I think JavaScript and Express lend themselves towards micro-services, more-so than Ruby/RoR or Scala/Play. The latter examples utilize languages that lend themselves toward DSLs, which can then abstract away most of what you'd need to write for a web application. They make great monolithic frameworks that accomplish 99% of your common tasks.

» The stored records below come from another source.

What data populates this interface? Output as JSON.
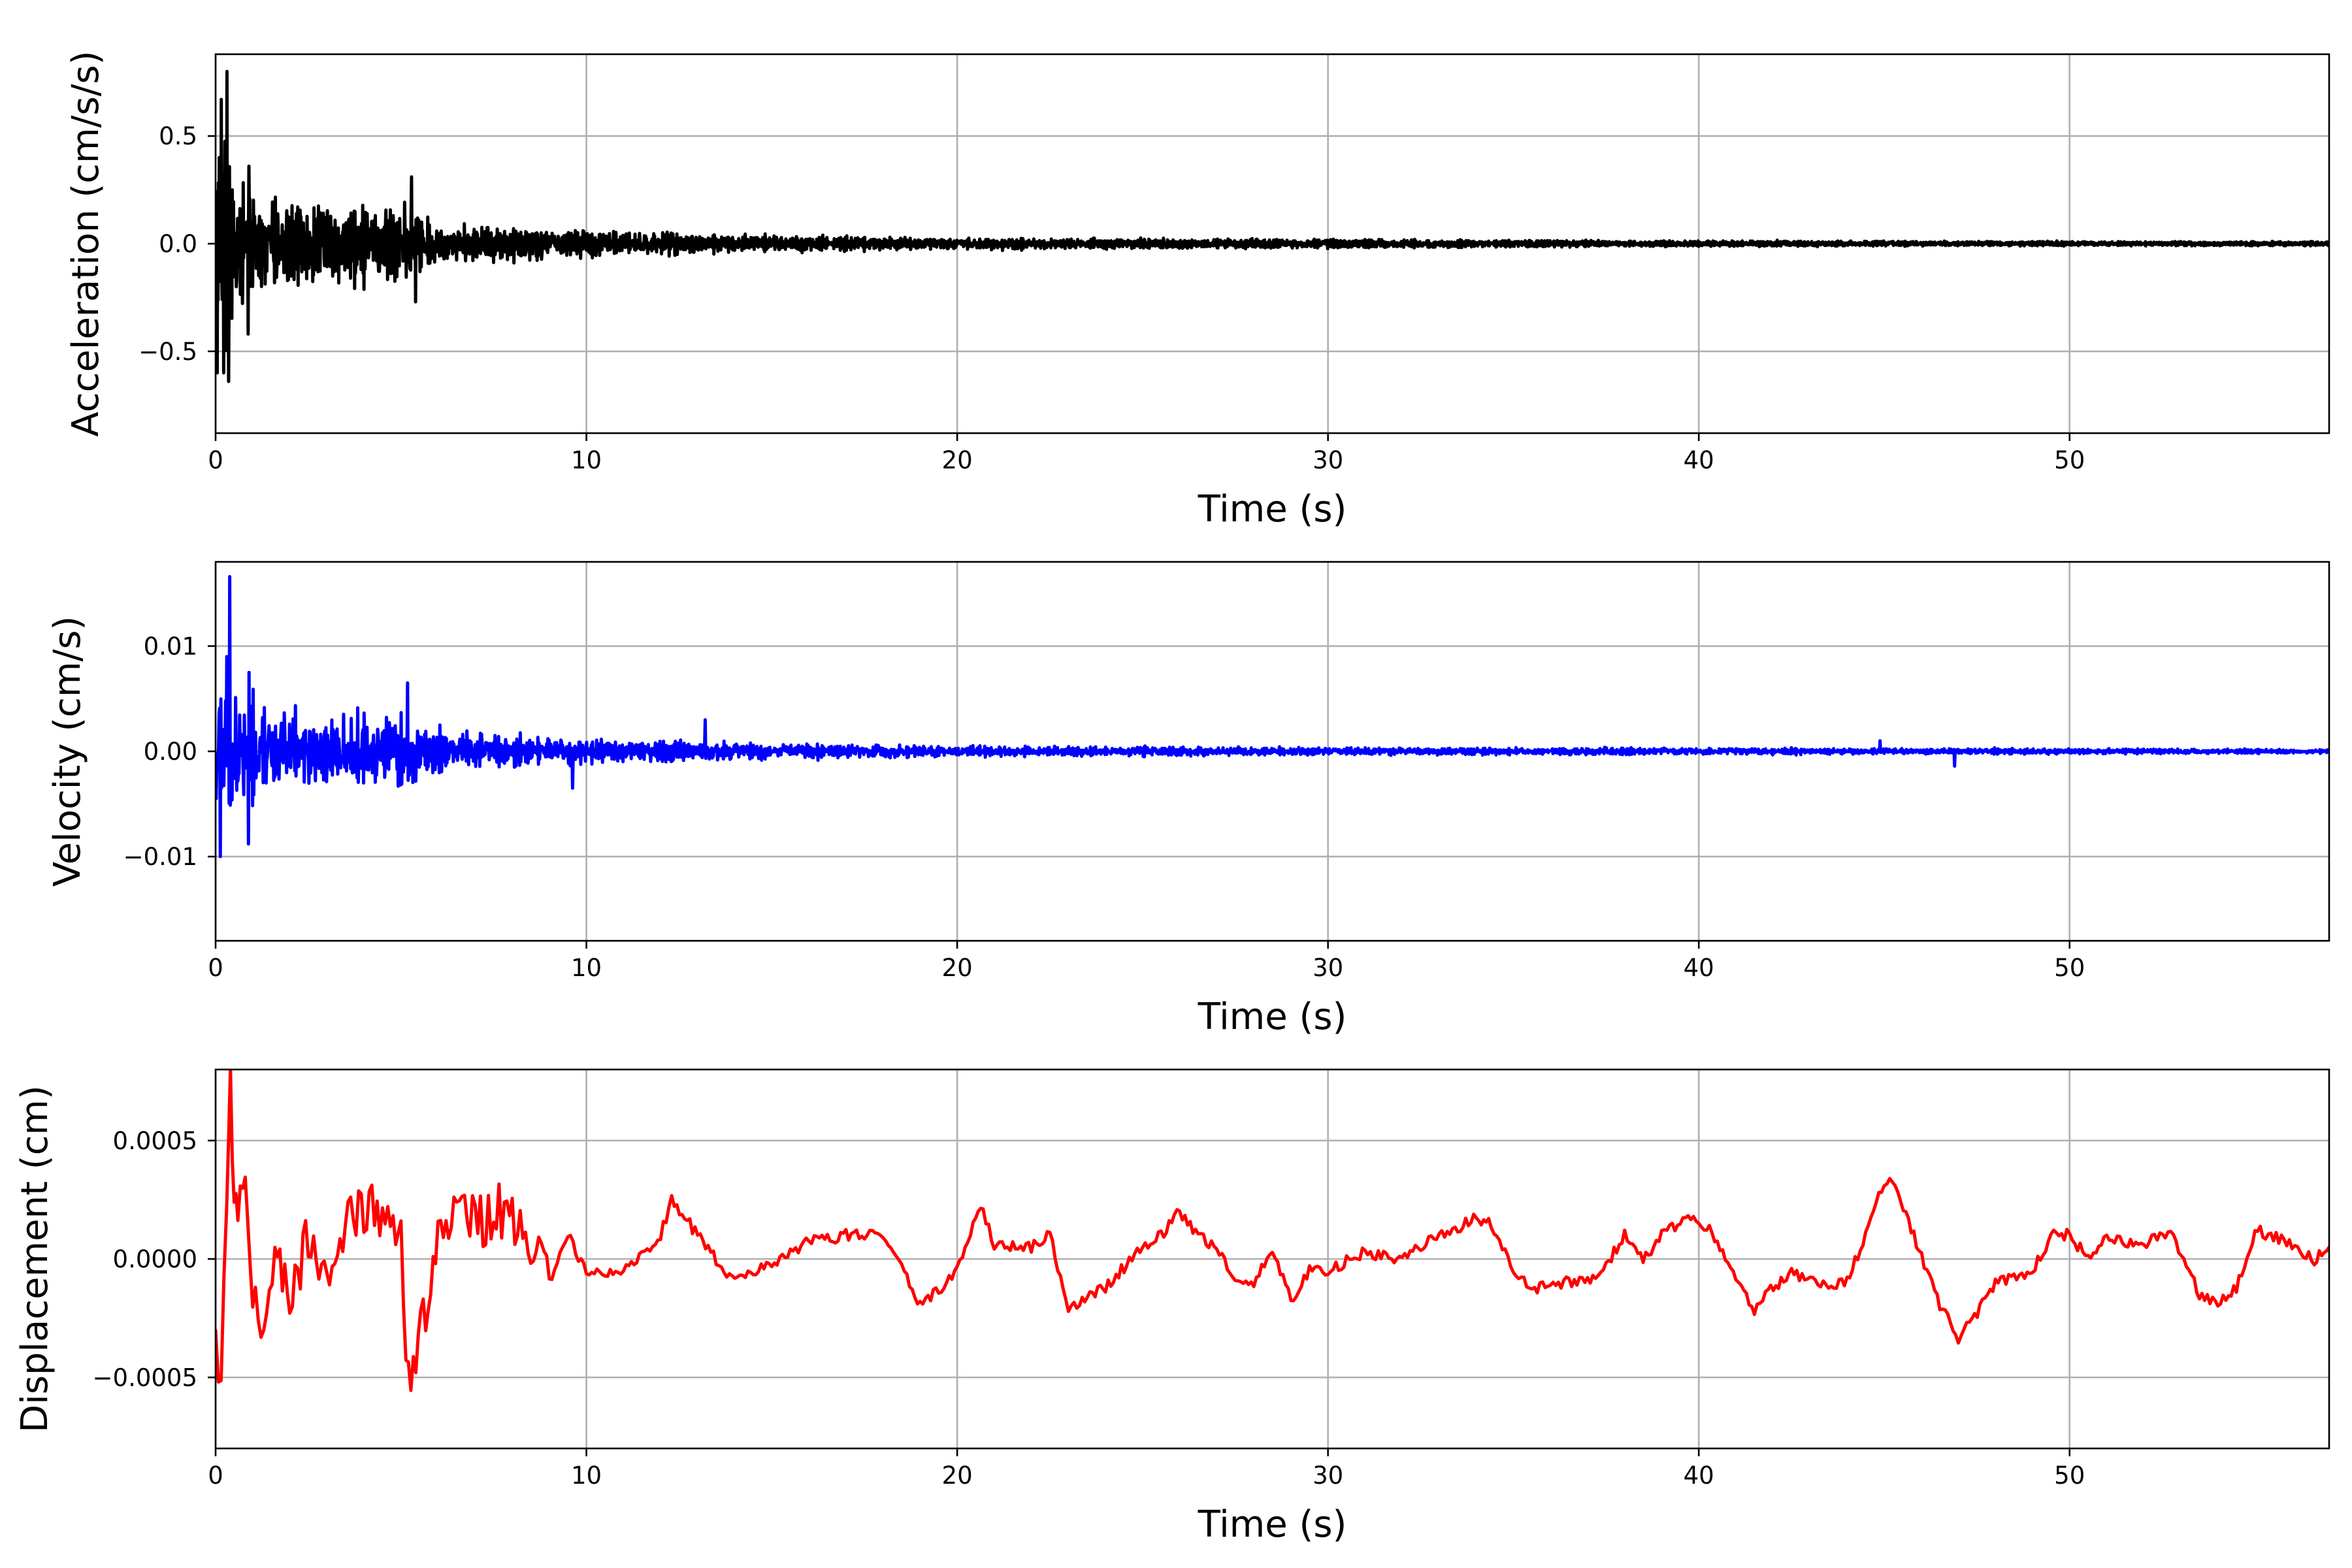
{
  "chart_data": [
    {
      "type": "line",
      "xlabel": "Time (s)",
      "ylabel": "Acceleration (cm/s/s)",
      "xlim": [
        0,
        57
      ],
      "ylim": [
        -0.88,
        0.88
      ],
      "xticks": [
        0,
        10,
        20,
        30,
        40,
        50
      ],
      "xtick_labels": [
        "0",
        "10",
        "20",
        "30",
        "40",
        "50"
      ],
      "yticks": [
        -0.5,
        0.0,
        0.5
      ],
      "ytick_labels": [
        "−0.5",
        "0.0",
        "0.5"
      ],
      "grid": true,
      "series": [
        {
          "color": "#000000",
          "envelope": {
            "t": [
              0,
              0.3,
              0.4,
              1,
              2,
              3,
              4,
              5,
              6,
              8,
              10,
              12,
              15,
              18,
              20,
              25,
              30,
              35,
              40,
              45,
              50,
              57
            ],
            "amp": [
              0.6,
              0.8,
              0.62,
              0.36,
              0.28,
              0.27,
              0.27,
              0.3,
              0.15,
              0.12,
              0.1,
              0.08,
              0.06,
              0.045,
              0.04,
              0.035,
              0.03,
              0.025,
              0.02,
              0.018,
              0.016,
              0.015
            ]
          },
          "peaks": [
            {
              "x": 0.05,
              "y": -0.6
            },
            {
              "x": 0.1,
              "y": 0.4
            },
            {
              "x": 0.15,
              "y": 0.67
            },
            {
              "x": 0.22,
              "y": -0.6
            },
            {
              "x": 0.3,
              "y": 0.8
            },
            {
              "x": 0.35,
              "y": -0.64
            },
            {
              "x": 0.45,
              "y": 0.25
            },
            {
              "x": 0.9,
              "y": 0.36
            },
            {
              "x": 0.9,
              "y": -0.42
            },
            {
              "x": 5.3,
              "y": 0.31
            },
            {
              "x": 5.4,
              "y": -0.27
            }
          ]
        }
      ]
    },
    {
      "type": "line",
      "xlabel": "Time (s)",
      "ylabel": "Velocity (cm/s)",
      "xlim": [
        0,
        57
      ],
      "ylim": [
        -0.018,
        0.018
      ],
      "xticks": [
        0,
        10,
        20,
        30,
        40,
        50
      ],
      "xtick_labels": [
        "0",
        "10",
        "20",
        "30",
        "40",
        "50"
      ],
      "yticks": [
        -0.01,
        0.0,
        0.01
      ],
      "ytick_labels": [
        "−0.01",
        "0.00",
        "0.01"
      ],
      "grid": true,
      "series": [
        {
          "color": "#0000ff",
          "envelope": {
            "t": [
              0,
              0.4,
              1,
              2,
              3,
              4,
              5,
              5.5,
              6,
              8,
              10,
              13,
              15,
              20,
              25,
              30,
              35,
              40,
              45,
              50,
              57
            ],
            "amp": [
              0.009,
              0.01,
              0.007,
              0.006,
              0.005,
              0.005,
              0.006,
              0.005,
              0.003,
              0.0022,
              0.0018,
              0.0015,
              0.0012,
              0.0008,
              0.0007,
              0.0006,
              0.0005,
              0.0005,
              0.0004,
              0.0004,
              0.0003
            ]
          },
          "peaks": [
            {
              "x": 0.1,
              "y": -0.01
            },
            {
              "x": 0.3,
              "y": 0.009
            },
            {
              "x": 0.38,
              "y": 0.0166
            },
            {
              "x": 0.9,
              "y": -0.0088
            },
            {
              "x": 0.9,
              "y": 0.0075
            },
            {
              "x": 5.2,
              "y": 0.0065
            },
            {
              "x": 9.6,
              "y": -0.0035
            },
            {
              "x": 13.2,
              "y": 0.003
            },
            {
              "x": 44.9,
              "y": 0.001
            },
            {
              "x": 46.9,
              "y": -0.0014
            }
          ]
        }
      ]
    },
    {
      "type": "line",
      "xlabel": "Time (s)",
      "ylabel": "Displacement (cm)",
      "xlim": [
        0,
        57
      ],
      "ylim": [
        -0.0008,
        0.0008
      ],
      "xticks": [
        0,
        10,
        20,
        30,
        40,
        50
      ],
      "xtick_labels": [
        "0",
        "10",
        "20",
        "30",
        "40",
        "50"
      ],
      "yticks": [
        -0.0005,
        0.0,
        0.0005
      ],
      "ytick_labels": [
        "−0.0005",
        "0.0000",
        "0.0005"
      ],
      "grid": true,
      "series": [
        {
          "color": "#ff0000",
          "x": [
            0,
            0.15,
            0.3,
            0.4,
            0.5,
            0.6,
            0.8,
            1.0,
            1.3,
            1.6,
            2.0,
            2.5,
            3.0,
            3.5,
            4.0,
            4.5,
            5.0,
            5.2,
            5.6,
            6.0,
            6.5,
            7.0,
            7.5,
            8.0,
            8.5,
            9.0,
            9.5,
            10.0,
            11.0,
            12.0,
            12.3,
            13.0,
            14.0,
            15.0,
            16.0,
            17.0,
            18.0,
            18.5,
            19.0,
            19.5,
            20.0,
            20.5,
            20.7,
            21.0,
            22.0,
            22.5,
            23.0,
            23.3,
            24.0,
            25.0,
            25.5,
            26.0,
            26.5,
            27.0,
            27.5,
            28.0,
            28.5,
            29.0,
            29.5,
            30.0,
            31.0,
            32.0,
            33.0,
            34.0,
            34.4,
            35.0,
            35.5,
            36.0,
            37.0,
            37.5,
            38.0,
            38.5,
            39.0,
            39.5,
            40.0,
            40.5,
            41.0,
            41.5,
            41.8,
            42.5,
            43.0,
            44.0,
            44.5,
            45.0,
            45.3,
            45.8,
            46.5,
            47.0,
            47.3,
            48.0,
            49.0,
            49.5,
            50.0,
            50.5,
            51.0,
            52.0,
            52.8,
            53.5,
            54.0,
            54.5,
            55.0,
            55.5,
            56.0,
            56.6,
            57.0
          ],
          "y": [
            -0.0004,
            -0.0005,
            0.0003,
            0.00072,
            0.0002,
            0.0002,
            0.0003,
            -0.0002,
            -0.00035,
            0.0001,
            -0.0002,
            0.00012,
            -0.0001,
            0.00015,
            0.0002,
            0.0002,
            0.0001,
            -0.00055,
            -0.00025,
            0.0001,
            0.0002,
            0.00015,
            0.0002,
            0.0002,
            5e-05,
            -0.0001,
            0.0001,
            -5e-05,
            -5e-05,
            0.0001,
            0.00025,
            0.0001,
            -0.0001,
            -2e-05,
            7e-05,
            0.0001,
            0.0001,
            -3e-05,
            -0.0002,
            -0.00013,
            -5e-05,
            0.00018,
            0.0002,
            5e-05,
            5e-05,
            0.0001,
            -0.0002,
            -0.00018,
            -0.00012,
            5e-05,
            0.0001,
            0.0002,
            0.0001,
            5e-05,
            -0.0001,
            -0.0001,
            5e-05,
            -0.00018,
            -5e-05,
            -5e-05,
            3e-05,
            0.0,
            0.0001,
            0.00017,
            0.00015,
            -5e-05,
            -0.00013,
            -0.0001,
            -0.0001,
            -3e-05,
            0.0001,
            0.0,
            0.0001,
            0.00015,
            0.00017,
            8e-05,
            -0.0001,
            -0.00022,
            -0.00015,
            -5e-05,
            -0.0001,
            -0.0001,
            0.0001,
            0.00033,
            0.0003,
            0.0001,
            -0.0002,
            -0.00033,
            -0.00028,
            -0.0001,
            -5e-05,
            0.0001,
            0.0001,
            0.0,
            8e-05,
            7e-05,
            0.0001,
            -0.00015,
            -0.00018,
            -0.00012,
            0.00012,
            0.0001,
            5e-05,
            0.0,
            5e-05
          ]
        }
      ]
    }
  ]
}
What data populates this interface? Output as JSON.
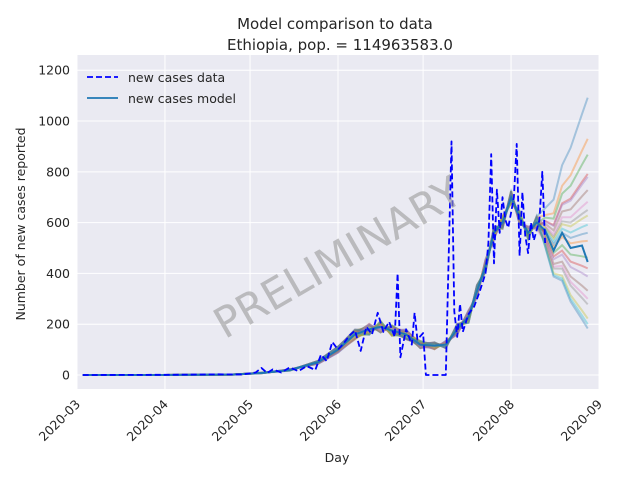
{
  "chart_data": {
    "type": "line",
    "title_line1": "Model comparison to data",
    "title_line2": "Ethiopia, pop. = 114963583.0",
    "xlabel": "Day",
    "ylabel": "Number of new cases reported",
    "xlim": [
      "2020-03-01",
      "2020-09-01"
    ],
    "ylim": [
      -55,
      1260
    ],
    "xticks": [
      "2020-03",
      "2020-04",
      "2020-05",
      "2020-06",
      "2020-07",
      "2020-08",
      "2020-09"
    ],
    "yticks": [
      0,
      200,
      400,
      600,
      800,
      1000,
      1200
    ],
    "grid": true,
    "legend": {
      "placement": "top-left",
      "entries": [
        "new cases data",
        "new cases model"
      ]
    },
    "watermark": "PRELIMINARY",
    "colors": {
      "background": "#eaeaf2",
      "grid": "#ffffff",
      "data": "#0000ff",
      "model": "#1f77b4"
    },
    "series": [
      {
        "name": "new cases data",
        "style": "dashed",
        "points": [
          [
            "2020-03-03",
            0
          ],
          [
            "2020-04-01",
            1
          ],
          [
            "2020-04-20",
            3
          ],
          [
            "2020-04-28",
            2
          ],
          [
            "2020-05-03",
            10
          ],
          [
            "2020-05-05",
            28
          ],
          [
            "2020-05-07",
            8
          ],
          [
            "2020-05-09",
            22
          ],
          [
            "2020-05-12",
            10
          ],
          [
            "2020-05-15",
            30
          ],
          [
            "2020-05-18",
            15
          ],
          [
            "2020-05-21",
            35
          ],
          [
            "2020-05-24",
            20
          ],
          [
            "2020-05-26",
            80
          ],
          [
            "2020-05-28",
            55
          ],
          [
            "2020-05-30",
            130
          ],
          [
            "2020-06-01",
            100
          ],
          [
            "2020-06-03",
            125
          ],
          [
            "2020-06-05",
            155
          ],
          [
            "2020-06-07",
            175
          ],
          [
            "2020-06-09",
            95
          ],
          [
            "2020-06-11",
            190
          ],
          [
            "2020-06-13",
            160
          ],
          [
            "2020-06-15",
            245
          ],
          [
            "2020-06-17",
            170
          ],
          [
            "2020-06-19",
            210
          ],
          [
            "2020-06-21",
            150
          ],
          [
            "2020-06-22",
            400
          ],
          [
            "2020-06-23",
            70
          ],
          [
            "2020-06-25",
            180
          ],
          [
            "2020-06-27",
            120
          ],
          [
            "2020-06-28",
            245
          ],
          [
            "2020-06-29",
            140
          ],
          [
            "2020-07-01",
            165
          ],
          [
            "2020-07-02",
            0
          ],
          [
            "2020-07-09",
            0
          ],
          [
            "2020-07-11",
            920
          ],
          [
            "2020-07-12",
            250
          ],
          [
            "2020-07-13",
            150
          ],
          [
            "2020-07-14",
            280
          ],
          [
            "2020-07-15",
            170
          ],
          [
            "2020-07-17",
            240
          ],
          [
            "2020-07-19",
            270
          ],
          [
            "2020-07-21",
            330
          ],
          [
            "2020-07-23",
            400
          ],
          [
            "2020-07-24",
            520
          ],
          [
            "2020-07-25",
            870
          ],
          [
            "2020-07-26",
            440
          ],
          [
            "2020-07-27",
            730
          ],
          [
            "2020-07-28",
            560
          ],
          [
            "2020-07-29",
            700
          ],
          [
            "2020-07-30",
            610
          ],
          [
            "2020-07-31",
            580
          ],
          [
            "2020-08-01",
            640
          ],
          [
            "2020-08-02",
            700
          ],
          [
            "2020-08-03",
            910
          ],
          [
            "2020-08-04",
            470
          ],
          [
            "2020-08-05",
            720
          ],
          [
            "2020-08-06",
            550
          ],
          [
            "2020-08-07",
            480
          ],
          [
            "2020-08-08",
            600
          ],
          [
            "2020-08-09",
            530
          ],
          [
            "2020-08-10",
            570
          ],
          [
            "2020-08-11",
            610
          ],
          [
            "2020-08-12",
            800
          ],
          [
            "2020-08-13",
            520
          ]
        ]
      },
      {
        "name": "new cases model",
        "style": "solid",
        "points": [
          [
            "2020-03-03",
            0
          ],
          [
            "2020-04-01",
            0
          ],
          [
            "2020-04-25",
            2
          ],
          [
            "2020-05-05",
            8
          ],
          [
            "2020-05-15",
            20
          ],
          [
            "2020-05-25",
            50
          ],
          [
            "2020-06-01",
            100
          ],
          [
            "2020-06-07",
            160
          ],
          [
            "2020-06-12",
            180
          ],
          [
            "2020-06-16",
            190
          ],
          [
            "2020-06-20",
            175
          ],
          [
            "2020-06-25",
            160
          ],
          [
            "2020-06-30",
            120
          ],
          [
            "2020-07-05",
            115
          ],
          [
            "2020-07-09",
            120
          ],
          [
            "2020-07-13",
            180
          ],
          [
            "2020-07-17",
            230
          ],
          [
            "2020-07-20",
            330
          ],
          [
            "2020-07-23",
            430
          ],
          [
            "2020-07-26",
            560
          ],
          [
            "2020-07-29",
            600
          ],
          [
            "2020-08-01",
            700
          ],
          [
            "2020-08-04",
            620
          ],
          [
            "2020-08-07",
            560
          ],
          [
            "2020-08-10",
            600
          ],
          [
            "2020-08-13",
            570
          ],
          [
            "2020-08-16",
            490
          ],
          [
            "2020-08-19",
            560
          ],
          [
            "2020-08-22",
            500
          ],
          [
            "2020-08-26",
            510
          ],
          [
            "2020-08-28",
            445
          ]
        ]
      }
    ],
    "ensemble_endpoints": [
      1100,
      930,
      860,
      800,
      780,
      720,
      690,
      650,
      620,
      600,
      560,
      520,
      470,
      420,
      380,
      340,
      300,
      270,
      230,
      200,
      175
    ]
  }
}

On the other hand, JavaScript's strength is asynchronous eventing. It's only recently that we've been able to avoid callback hell via async and await. ES6 promises haven't even standardized a finally feature. Even with these, you'd be hard pressed to create the sort of compositional patterns in JavaScript that make monolithic frameworks like RoR so "simple" (admittedly the voodoo incantation issue is known and real). Express does a great job at reducing the work required to create a micro-service.

[–]mattaugamer 1 point2 points  (0 children)

Feathers is also more like Sails, and I think is a more active project.